Facebook’s API is modeled like this. When you got a person’s profile from it, you wouldn’t get full objects of their friends, instead you would get links to were to get the full object of their friends. This is the world in which graphQL was invented.
Instead of making developers have to get a full API response in order to get links to other resources and then stitch that data together, graphQL is meant to be the layer that allows you to query over those relationships and represent them in a way that makes sense.
How GraphQL fits in with Conway’s Law
If you develop software that mirrors your communication structures, and your communication structures are typically graphs, then it stands to reason that you can represent your communication via GraphQL using relationships to represent needs between teams and nodes being the data team is responsible for. The more nodes that are on this graph, the easier it is for others to discover the technical capabilities of your organization.
So then it makes sense to have a single GraphQL implementation. But without federation, this requires a centralized team that manages a graphql schema stitching organization, which means you are introducing a central node in your graph. This central teams needs to manage deployments, schema collisions, tooling, and more. If that team falls ill or (as it happens in many organizations) doesn’t exist, then the code quality degrades to the point where you are having frequent outages and massive amounts of rework.
With federation on the other hand, you keep your stitching layer as dumb as possible. It is responsible for knowing where to get pieces of your schema and where to send requests, and it does this automatically when you register your services. Each team is responsible for maintaining their piece of the schema, which is their way of communicating out their capabilities. Each team can even extend the schema of another team without needing to touch their schemas or services.
Bigger Graphs Lead to More autonomous teams
As your graph becomes richer, the capabilities of the organization become much more apparent. The lift to bring in multiple data points from different sources on a single page, or a brand new app, is greatly reduced because you have a single API that provides all the data from different sources. Leveraging federation, you allow your graph to grow richer while also allowing your teams to remain autonomous with their own release cadence, processes and timelines.
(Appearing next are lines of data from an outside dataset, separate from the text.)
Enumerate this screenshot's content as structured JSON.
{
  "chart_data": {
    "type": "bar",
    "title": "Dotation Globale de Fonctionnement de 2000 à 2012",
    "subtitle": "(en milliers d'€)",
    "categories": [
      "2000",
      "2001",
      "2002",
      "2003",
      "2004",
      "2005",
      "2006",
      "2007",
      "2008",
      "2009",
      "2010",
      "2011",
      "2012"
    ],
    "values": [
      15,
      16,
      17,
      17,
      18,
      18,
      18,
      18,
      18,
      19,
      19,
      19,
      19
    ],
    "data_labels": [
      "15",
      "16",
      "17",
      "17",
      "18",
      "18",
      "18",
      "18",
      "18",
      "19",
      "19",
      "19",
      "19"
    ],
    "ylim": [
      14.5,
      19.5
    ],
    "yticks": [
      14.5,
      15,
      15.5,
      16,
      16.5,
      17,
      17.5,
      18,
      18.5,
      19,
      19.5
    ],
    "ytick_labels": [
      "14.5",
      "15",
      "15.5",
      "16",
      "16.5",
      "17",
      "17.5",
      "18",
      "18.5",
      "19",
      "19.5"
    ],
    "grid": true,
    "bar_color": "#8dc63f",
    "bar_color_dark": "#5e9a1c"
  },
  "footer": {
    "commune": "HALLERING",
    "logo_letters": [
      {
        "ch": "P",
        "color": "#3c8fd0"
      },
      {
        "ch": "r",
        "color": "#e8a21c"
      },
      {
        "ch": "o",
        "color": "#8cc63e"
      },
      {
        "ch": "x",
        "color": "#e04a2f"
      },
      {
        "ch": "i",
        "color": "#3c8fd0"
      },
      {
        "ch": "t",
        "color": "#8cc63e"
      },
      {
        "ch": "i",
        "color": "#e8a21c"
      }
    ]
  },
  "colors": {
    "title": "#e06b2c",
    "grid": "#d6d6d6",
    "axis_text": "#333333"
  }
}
Do I think that federation is right for everyone? Absolutely not. Federation, and by extension the issues it solves in regards to Conway’s Law, only really help when you are having pain coordinating teams. In most situations, this starts to happen when you either have a bunch of microservices, or you have a large team. For teams that follow the two pizza rule (no team should be so large that two pizzas can’t feed them; around 6 developers), federation if definitely overkill. However, when you have 10 two pizza teams, each managing at least two services, stitching together a schema for all of those teams and services becomes an operational burden, and this is where federation really shines.